Harry hocha la tête mais le blond n'était pas dupe. Il pouvait sentir qu'il était toujours dans cette spirale de sentiments négatifs. Si Harry était ainsi, il n'imaginait même pas l'état de nerfs que serait Arthur. Cette fois-ci, Morgana avait, où plutôt allait faire le pas de trop. Draco prit la veste du brun et la lui tendit. Harry passa un bras puis l'autre et le blond la lissa du plat de la main avant de le faire pivoter à nouveau pour qu'ils se fassent face. Il boutonna un à un, avec douceur sa longue veste, prit sa capuche pour la rabattre sur ses oreilles. Il se pencha et se baissa pour l'embrasser à nouveau.

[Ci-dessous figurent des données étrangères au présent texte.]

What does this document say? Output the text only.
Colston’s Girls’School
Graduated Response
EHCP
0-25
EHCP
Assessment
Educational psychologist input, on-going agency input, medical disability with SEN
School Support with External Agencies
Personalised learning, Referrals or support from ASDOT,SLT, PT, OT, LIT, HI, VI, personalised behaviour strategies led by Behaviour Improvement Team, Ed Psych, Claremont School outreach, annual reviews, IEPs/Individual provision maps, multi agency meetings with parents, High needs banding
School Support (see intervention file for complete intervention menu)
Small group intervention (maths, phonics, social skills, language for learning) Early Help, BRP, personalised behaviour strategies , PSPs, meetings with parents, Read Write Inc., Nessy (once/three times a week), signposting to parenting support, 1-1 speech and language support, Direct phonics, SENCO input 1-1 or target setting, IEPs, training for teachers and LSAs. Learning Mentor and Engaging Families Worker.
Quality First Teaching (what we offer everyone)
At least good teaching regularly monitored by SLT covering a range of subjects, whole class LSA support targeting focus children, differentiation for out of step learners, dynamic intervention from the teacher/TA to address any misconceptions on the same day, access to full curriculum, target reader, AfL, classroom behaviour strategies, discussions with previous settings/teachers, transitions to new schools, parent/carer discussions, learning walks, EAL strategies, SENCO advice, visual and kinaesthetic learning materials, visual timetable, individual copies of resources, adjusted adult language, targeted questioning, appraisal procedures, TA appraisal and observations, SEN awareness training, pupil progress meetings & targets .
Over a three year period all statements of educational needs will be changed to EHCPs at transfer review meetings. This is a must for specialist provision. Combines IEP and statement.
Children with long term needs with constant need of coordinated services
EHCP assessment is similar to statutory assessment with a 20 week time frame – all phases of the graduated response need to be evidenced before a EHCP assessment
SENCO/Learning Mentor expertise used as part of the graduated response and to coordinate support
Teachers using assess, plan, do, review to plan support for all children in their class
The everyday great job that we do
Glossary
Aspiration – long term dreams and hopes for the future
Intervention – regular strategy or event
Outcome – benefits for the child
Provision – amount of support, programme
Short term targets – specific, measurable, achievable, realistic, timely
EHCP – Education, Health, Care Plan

- Il ne leur arriva rien, appuya-t-il avec ferveur.

- Je… Je ne sais pas… je ne sais plus pourquoi ça me touche autant qu'on puisse essayer de tuer des enfants… Fit le brun alors qu'il fronçait les sourcils.

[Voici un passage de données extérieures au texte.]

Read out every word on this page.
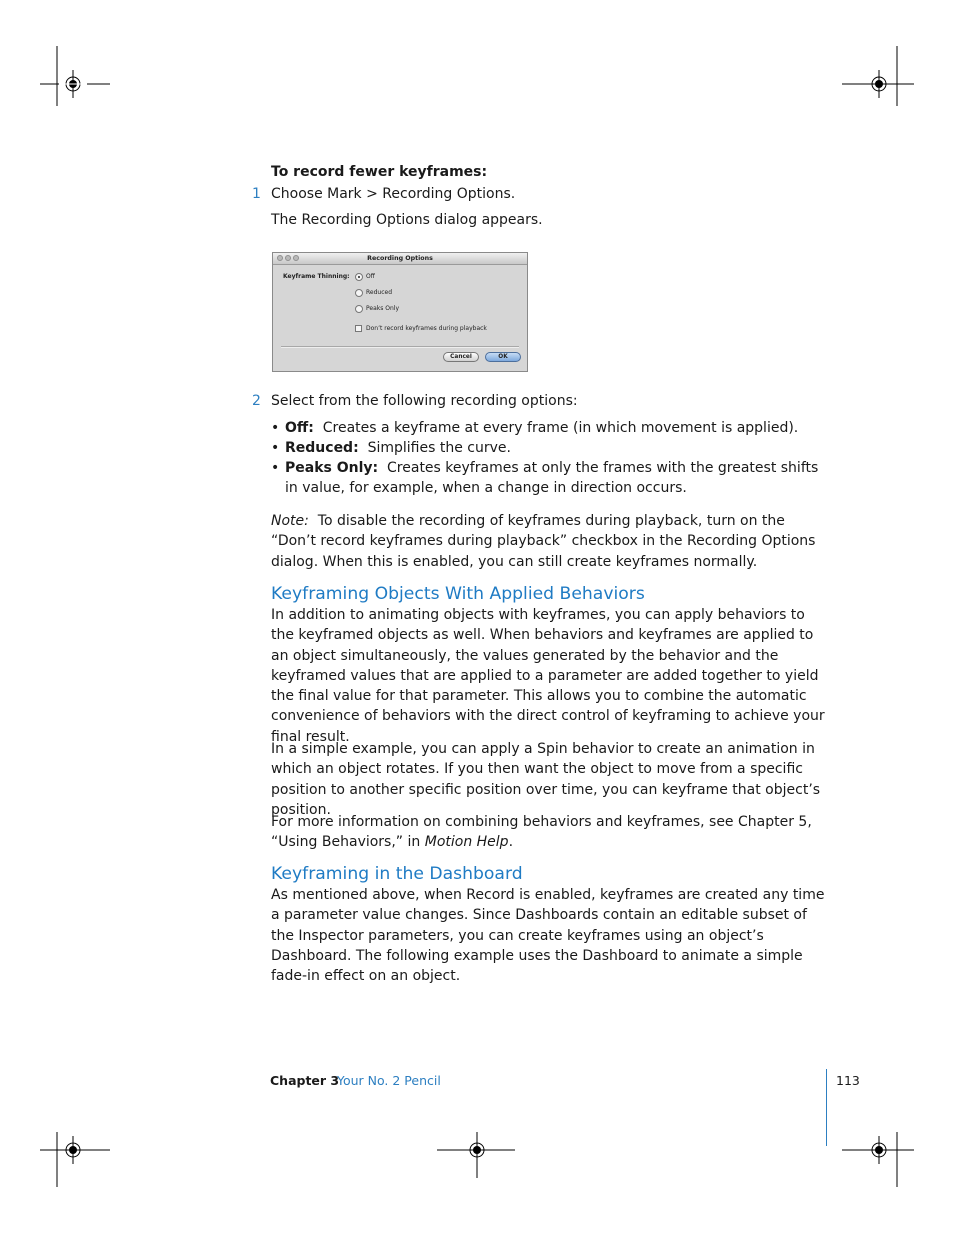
To record fewer keyframes:
1 Choose Mark > Recording Options.
The Recording Options dialog appears.
Recording Options
Keyframe Thinning:	Off
Reduced
Peaks Only
Don’t record keyframes during playback
Cancel	OK
2 Select from the following recording options:
• Off: Creates a keyframe at every frame (in which movement is applied).
• Reduced: Simplifies the curve.
• Peaks Only: Creates keyframes at only the frames with the greatest shifts in value, for example, when a change in direction occurs.
Note: To disable the recording of keyframes during playback, turn on the “Don’t record keyframes during playback” checkbox in the Recording Options dialog. When this is enabled, you can still create keyframes normally.
Keyframing Objects With Applied Behaviors
In addition to animating objects with keyframes, you can apply behaviors to the keyframed objects as well. When behaviors and keyframes are applied to an object simultaneously, the values generated by the behavior and the keyframed values that are applied to a parameter are added together to yield the final value for that parameter. This allows you to combine the automatic convenience of behaviors with the direct control of keyframing to achieve your final result.
In a simple example, you can apply a Spin behavior to create an animation in which an object rotates. If you then want the object to move from a specific position to another specific position over time, you can keyframe that object’s position.
For more information on combining behaviors and keyframes, see Chapter 5, “Using Behaviors,” in Motion Help.
Keyframing in the Dashboard
As mentioned above, when Record is enabled, keyframes are created any time a parameter value changes. Since Dashboards contain an editable subset of the Inspector parameters, you can create keyframes using an object’s Dashboard. The following example uses the Dashboard to animate a simple fade-in effect on an object.
Chapter 3
Your No. 2 Pencil	113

Tout était flou dans sa tête, mais il ce qu'il savait réellement, c'est qu'il n'aimait pas ça. Draco prit le même air perplexe. Lui aussi avait l'impression… D'avoir oublié quelque chose… Finalement, ils détachèrent pour sortir. Ils allaient réveiller le roi et son dragon mari avec la plus mauvaise nouvelle qu'ils pouvaient leur annoncer… Ce n'était pas chose facile.


354ème jour - Onze mois et 20 jour.


Merlin ne savait pas par quoi il était le plus énervé. L'annonce que cette… femme… qui autrefois lui offrait tant de bon sentiments osait s'en prendre à ses enfants, le fait qu'il n'avait pas dormit de la nuit à cause d'Elenwë ou cet horrible bruit qui lui martelait le crâne, les doigts d'Arthur tapotant son fauteuil alors qu'il était plongé dans ses pensées. Il avait envie de lui hurler d'arrêter, mais il se reprit à temps, sachant que c'était la fatigue et la contrariété qui l'angoissait. Il se contenta de se lever pour poser Edwan dans les bras de sa nourrice, avec bien sûr un pincement dans le cœur. Il n'aimait pas du tout que ses enfants soient tenus par quelqu'un d'autre, encore moins depuis que Draco et Harry les avaient réveillé avec cet atroce vision comme bonjour.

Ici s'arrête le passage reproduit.